I started out in Iowa and grew up in Wisconsin. In 5th grade I discovered there were such things as songwriters when one came to our elementary school and spoke to an assembly about her craft. I went home and wrote my first song on the piano just to see if I could.

In my early teens, I spent a summer in West Virginia and often watched a local TV show that featured a bluegrass band called Flatt and Scruggs. I returned north, bought my first guitar out of a catalogue, and started performing professionally at 15. During my last two years in high school I worked with Tracy Nelson, who has become a great blues singer.

I started writing songs seriously in college. A few years later, "On The Drift Again," was published by a Nashville company, along with a couple others. A Colorado duo had recorded some of my tunes, and several were noticed during a road trip the guys made through Music City.

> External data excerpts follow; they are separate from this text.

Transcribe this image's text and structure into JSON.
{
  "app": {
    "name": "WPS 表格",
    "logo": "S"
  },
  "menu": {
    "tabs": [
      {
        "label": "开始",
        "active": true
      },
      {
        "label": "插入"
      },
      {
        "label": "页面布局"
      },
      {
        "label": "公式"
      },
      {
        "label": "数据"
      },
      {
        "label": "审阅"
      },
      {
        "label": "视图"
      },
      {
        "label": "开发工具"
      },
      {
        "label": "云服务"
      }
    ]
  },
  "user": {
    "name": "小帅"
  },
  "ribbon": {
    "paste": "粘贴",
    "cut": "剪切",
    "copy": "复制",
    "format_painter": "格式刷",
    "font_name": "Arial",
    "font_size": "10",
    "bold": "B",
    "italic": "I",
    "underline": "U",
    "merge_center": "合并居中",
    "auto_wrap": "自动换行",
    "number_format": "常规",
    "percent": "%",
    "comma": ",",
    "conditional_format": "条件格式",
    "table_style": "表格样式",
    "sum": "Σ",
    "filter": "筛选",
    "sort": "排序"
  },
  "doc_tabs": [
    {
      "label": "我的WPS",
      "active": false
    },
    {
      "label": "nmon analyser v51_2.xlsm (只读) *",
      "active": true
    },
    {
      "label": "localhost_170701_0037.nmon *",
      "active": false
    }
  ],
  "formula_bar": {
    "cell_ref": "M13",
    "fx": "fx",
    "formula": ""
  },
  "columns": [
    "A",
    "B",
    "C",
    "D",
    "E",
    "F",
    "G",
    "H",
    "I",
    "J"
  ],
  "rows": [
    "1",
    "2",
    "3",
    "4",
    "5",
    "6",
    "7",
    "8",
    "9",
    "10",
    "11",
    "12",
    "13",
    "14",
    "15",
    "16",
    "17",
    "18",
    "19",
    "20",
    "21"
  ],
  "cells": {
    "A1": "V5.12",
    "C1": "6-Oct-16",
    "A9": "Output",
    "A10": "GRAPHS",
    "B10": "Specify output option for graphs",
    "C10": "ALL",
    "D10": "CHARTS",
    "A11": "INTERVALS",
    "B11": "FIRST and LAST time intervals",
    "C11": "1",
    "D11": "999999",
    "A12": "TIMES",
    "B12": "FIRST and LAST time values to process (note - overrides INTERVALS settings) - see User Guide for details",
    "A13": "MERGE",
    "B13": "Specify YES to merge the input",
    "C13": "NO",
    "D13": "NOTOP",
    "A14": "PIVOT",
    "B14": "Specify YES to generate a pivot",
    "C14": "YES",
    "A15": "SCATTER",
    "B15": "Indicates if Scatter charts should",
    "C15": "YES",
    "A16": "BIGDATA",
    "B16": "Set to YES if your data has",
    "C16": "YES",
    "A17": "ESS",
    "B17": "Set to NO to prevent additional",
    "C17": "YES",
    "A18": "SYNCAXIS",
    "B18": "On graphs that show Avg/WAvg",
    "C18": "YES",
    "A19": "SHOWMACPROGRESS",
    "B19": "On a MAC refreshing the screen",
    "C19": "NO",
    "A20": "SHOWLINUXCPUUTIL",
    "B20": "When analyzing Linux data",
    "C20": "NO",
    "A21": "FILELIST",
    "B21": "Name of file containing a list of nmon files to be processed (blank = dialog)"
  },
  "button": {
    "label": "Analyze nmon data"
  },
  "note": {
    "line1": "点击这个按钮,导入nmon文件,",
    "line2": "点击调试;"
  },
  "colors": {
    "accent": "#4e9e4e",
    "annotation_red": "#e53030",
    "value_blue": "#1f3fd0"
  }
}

For a decade I wrote and produced music in Denver, doing anything for anybody -- demos, commercials, soundtracks for short films, you name it. A trucking song I wrote for White Trucks turned into a single and briefly made the Billboard Country Charts, my first chart recognition. My first hit single was "Moonlight Marvel," recorded by an Australian EMI act.

During the 1980's I moved to L.A. where I got involved with Russian rock. For a decade I flew back and forth between California and Moscow writing English lyrics for Russian songs.
In 1985 I was the first American to produce rock music officially in the Soviet Union.
When the Wall come down it was a moment of considerable personal satisfaction. I believe that Ronald Reagan had little to do with the fall of Soviet Communism. The Russian people did it, with help from The Beatles.

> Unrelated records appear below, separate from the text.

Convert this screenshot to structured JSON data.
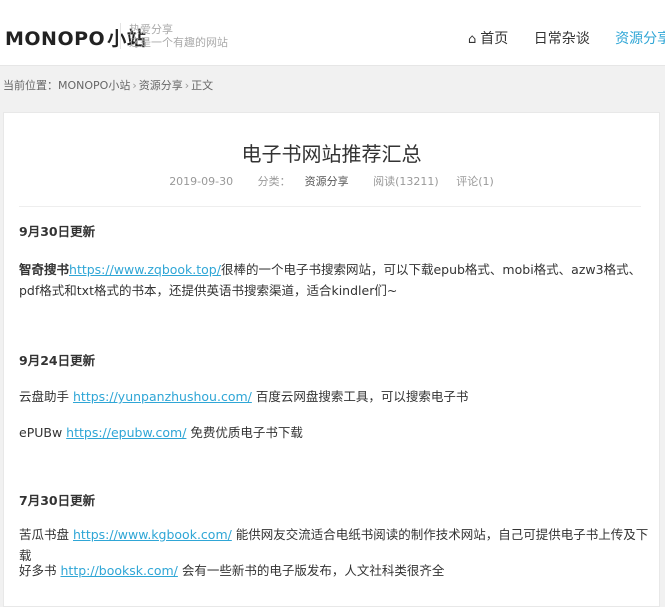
{
  "header": {
    "logo_text": "MONOPO",
    "logo_cn": "小站",
    "tagline1": "热爱分享",
    "tagline2": "这是一个有趣的网站",
    "nav": [
      {
        "label": "首页",
        "icon": "home-icon"
      },
      {
        "label": "日常杂谈"
      },
      {
        "label": "资源分享"
      }
    ]
  },
  "breadcrumb": {
    "prefix": "当前位置：",
    "items": [
      "MONOPO小站",
      "资源分享",
      "正文"
    ]
  },
  "article": {
    "title": "电子书网站推荐汇总",
    "date": "2019-09-30",
    "category_prefix": "分类：",
    "category": "资源分享",
    "views": "阅读(13211)",
    "comments": "评论(1)",
    "sections": [
      {
        "heading": "9月30日更新",
        "entries": [
          {
            "name": "智奇搜书",
            "url": "https://www.zqbook.top/",
            "desc": "很棒的一个电子书搜索网站，可以下载epub格式、mobi格式、azw3格式、pdf格式和txt格式的书本，还提供英语书搜索渠道，适合kindler们~"
          }
        ]
      },
      {
        "heading": "9月24日更新",
        "entries": [
          {
            "name": "云盘助手",
            "url": "https://yunpanzhushou.com/",
            "desc": " 百度云网盘搜索工具，可以搜索电子书"
          },
          {
            "name": "ePUBw",
            "url": "https://epubw.com/",
            "desc": " 免费优质电子书下载"
          }
        ]
      },
      {
        "heading": "7月30日更新",
        "entries": [
          {
            "name": "苦瓜书盘",
            "url": "https://www.kgbook.com/",
            "desc": " 能供网友交流适合电纸书阅读的制作技术网站，自己可提供电子书上传及下载"
          },
          {
            "name": "好多书",
            "url": "http://booksk.com/",
            "desc": " 会有一些新书的电子版发布，人文社科类很齐全"
          }
        ]
      }
    ]
  }
}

I moved to Nashville in 1996 and shortly thereafter met John Van Meter through a friend at Sony/ATV Tree, where John worked. He started helping me shape songs and we've been working together ever since.

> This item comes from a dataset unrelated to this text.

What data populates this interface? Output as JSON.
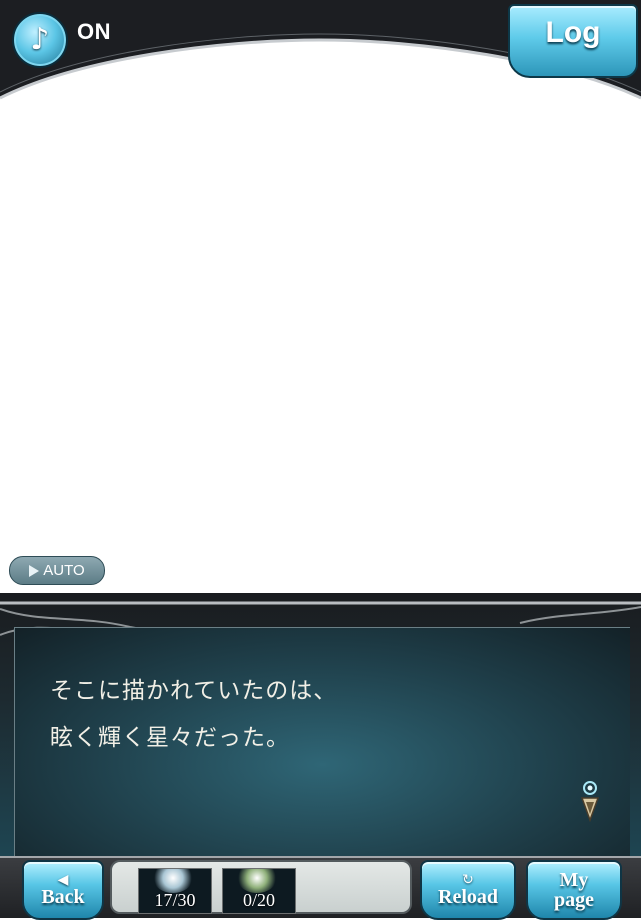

Early on I wrote with Eric Heatherly and one of our songs, "I Just Break 'Em," made his Mercury CD, released in 2000.
I'm presently writing a lot with Simon Bruce, an Australian singer/songwriter whose first CD is to be released in February 2005 on EMI-Essence. It's a gratifying collaboration. Simon is an amazing talent, very precocious and focused.

My influences over the years: The Sons of the Pioneers, Otis Blackwell, Chuck Berry, Marty Robbins, Dylan, Lennon, Cohen. I love the story songs of Gretchen Peters, the pithy observations of Don Schlitz, the California country energy of Jeff Steele, the beauty of Irish melodies, and Martin guitars.






I believe songwriters are born, not made. It is the oddest calling, requiring a diverse collection of skills. In my career I've written a bit of everything, poems, short stories, scripts, magazine articles, screenplays, even a novel. Songs are the most difficult things to write but I enjoy the challenge. Anyone can write a bad song, to write a great song is almost an act of god, just dumb luck. A song is its own little cosmos, a delicate, sparse mechanism so intricate it's almost impossible. And yet the circles that songs draw are large and powerful.

If you're born to songwriting, well, have at it. It's painful and demanding yet rewarding. If you're not born to it, however, the pain may likely at some point become prohibitive.